In the night from the 22nd to the 23rd of June, 1871, towards one o’clock in the morning, the Paris suburb of Sauveterre, the principal and most densely populated suburb of that pretty town, was startled by the furious gallop of a horse on its ill-paved streets.
A number of peaceful citizens rushed to the windows.
The dark night allowed these only to see a peasant in his shirt sleeves, and bareheaded, who belabored a large gray mare, on which he rode bareback, with his heels and a huge stick.
This man, after having passed the suburbs, turned into National Street, formerly Imperial Street, crossed New-Market Square, and stopped at last before the fine house which stands at the corner of Castle Street.
This was the house of the mayor of Sauveterre, M. Seneschal, a former lawyer, and now a member of the general council.
Having alighted, the peasant seized the bell-knob, and began to ring so furiously, that, in a few moments, the whole house was in an uproar.
A minute later, a big, stout servant-man, his eyes heavy with sleep, came and opened the door, and then cried out in an angry voice,—
“Who are you, my man? What do you want? Have you taken too much wine? Don’t you know at whose house you are making such a row?”
“I wish to see the mayor,” replied the peasant instantly. “Wake him up!”
M. Seneschal was wide awake.
Dressed in a large dressing-gown of gray flannel, a candlestick in his hand, troubled, and unable to disguise his trouble, he had just come down into the hall, and heard all that was said.
“Here is the mayor,” he said in an ill-satisfied tone. “What do you want of him at this hour, when all honest people are in bed?”
Pushing the servant aside, the peasant came up to him, and said, making not the slightest attempt at politeness,—
“I come to tell you to send the fire-engine.”
“Yes; at once. Make haste!”
The mayor shook his head.
“Hm!” he said, according to a habit he had when he was at a loss what to do; “hm, hm!”
And who would not have been embarrassed in his place?

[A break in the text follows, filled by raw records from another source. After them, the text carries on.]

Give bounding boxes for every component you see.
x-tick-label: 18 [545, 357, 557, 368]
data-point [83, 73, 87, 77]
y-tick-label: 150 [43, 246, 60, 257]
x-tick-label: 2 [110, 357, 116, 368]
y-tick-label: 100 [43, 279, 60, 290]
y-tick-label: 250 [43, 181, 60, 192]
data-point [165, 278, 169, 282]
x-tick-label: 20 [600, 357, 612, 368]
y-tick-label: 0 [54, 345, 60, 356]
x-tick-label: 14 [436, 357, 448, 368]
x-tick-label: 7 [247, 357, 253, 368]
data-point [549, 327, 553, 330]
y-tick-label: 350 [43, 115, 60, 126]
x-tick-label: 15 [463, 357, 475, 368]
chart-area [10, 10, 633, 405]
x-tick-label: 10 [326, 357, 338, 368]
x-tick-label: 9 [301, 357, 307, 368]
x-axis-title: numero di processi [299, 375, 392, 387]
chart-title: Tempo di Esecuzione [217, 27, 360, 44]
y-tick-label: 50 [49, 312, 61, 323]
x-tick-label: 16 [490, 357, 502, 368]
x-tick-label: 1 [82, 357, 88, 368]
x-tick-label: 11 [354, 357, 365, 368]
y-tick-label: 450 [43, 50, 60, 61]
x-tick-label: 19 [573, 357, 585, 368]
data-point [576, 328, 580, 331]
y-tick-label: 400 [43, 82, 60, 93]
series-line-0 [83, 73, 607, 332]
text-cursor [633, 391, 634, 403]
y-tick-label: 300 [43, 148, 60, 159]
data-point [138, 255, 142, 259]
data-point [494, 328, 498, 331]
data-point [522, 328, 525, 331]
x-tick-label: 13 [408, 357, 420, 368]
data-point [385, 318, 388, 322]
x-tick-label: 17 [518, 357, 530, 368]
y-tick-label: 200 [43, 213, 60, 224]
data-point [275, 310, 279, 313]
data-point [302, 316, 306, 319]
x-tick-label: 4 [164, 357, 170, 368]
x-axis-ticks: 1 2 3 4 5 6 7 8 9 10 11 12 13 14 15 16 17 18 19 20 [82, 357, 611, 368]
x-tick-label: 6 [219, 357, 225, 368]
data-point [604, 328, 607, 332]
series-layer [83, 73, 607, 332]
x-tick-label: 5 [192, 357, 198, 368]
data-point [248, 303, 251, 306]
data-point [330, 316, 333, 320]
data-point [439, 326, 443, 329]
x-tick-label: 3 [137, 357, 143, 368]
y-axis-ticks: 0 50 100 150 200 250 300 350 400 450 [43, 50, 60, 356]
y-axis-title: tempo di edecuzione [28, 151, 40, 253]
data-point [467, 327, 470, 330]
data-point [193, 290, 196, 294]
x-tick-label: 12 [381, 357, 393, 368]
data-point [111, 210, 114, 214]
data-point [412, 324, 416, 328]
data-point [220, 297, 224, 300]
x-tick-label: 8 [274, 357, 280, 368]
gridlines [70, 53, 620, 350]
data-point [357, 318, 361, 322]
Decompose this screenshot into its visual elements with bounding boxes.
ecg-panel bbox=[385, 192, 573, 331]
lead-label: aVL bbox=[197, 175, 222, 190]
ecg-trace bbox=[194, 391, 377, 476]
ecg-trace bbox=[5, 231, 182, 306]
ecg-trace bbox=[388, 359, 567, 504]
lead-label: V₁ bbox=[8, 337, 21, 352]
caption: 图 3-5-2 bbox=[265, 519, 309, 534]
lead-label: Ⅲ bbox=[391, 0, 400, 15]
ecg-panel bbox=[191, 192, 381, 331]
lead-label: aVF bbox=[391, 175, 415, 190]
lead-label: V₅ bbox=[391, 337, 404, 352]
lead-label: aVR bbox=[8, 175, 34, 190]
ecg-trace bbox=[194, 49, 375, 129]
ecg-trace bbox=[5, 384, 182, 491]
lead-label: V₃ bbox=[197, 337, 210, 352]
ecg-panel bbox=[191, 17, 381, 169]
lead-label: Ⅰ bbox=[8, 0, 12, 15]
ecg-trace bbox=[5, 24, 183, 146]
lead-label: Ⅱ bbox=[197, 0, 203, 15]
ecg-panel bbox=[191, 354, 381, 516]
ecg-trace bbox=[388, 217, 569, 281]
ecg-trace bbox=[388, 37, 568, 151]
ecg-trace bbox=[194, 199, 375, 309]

To get the engine out, and to assemble the firemen, he had to rouse the whole town; and to do this in the middle of the night was nothing less than to frighten the poor people of Sauveterre, who had heard the drums beating the alarm but too often during the war with the Germans, and then again during the reign of the Commune. Therefore M. Seneschal asked,—
“Is it a serious fire?”
“Serious!” exclaimed the peasant. “How could it be otherwise with such a wind as this,—a wind that would blow off the horns of our oxen.”
“Hm!” uttered the mayor again. “Hm, hm!”
It was not exactly the first time, since he was mayor of Sauveterre, that he was thus roused by a peasant, who came and cried under his window, “Help! Fire, fire!”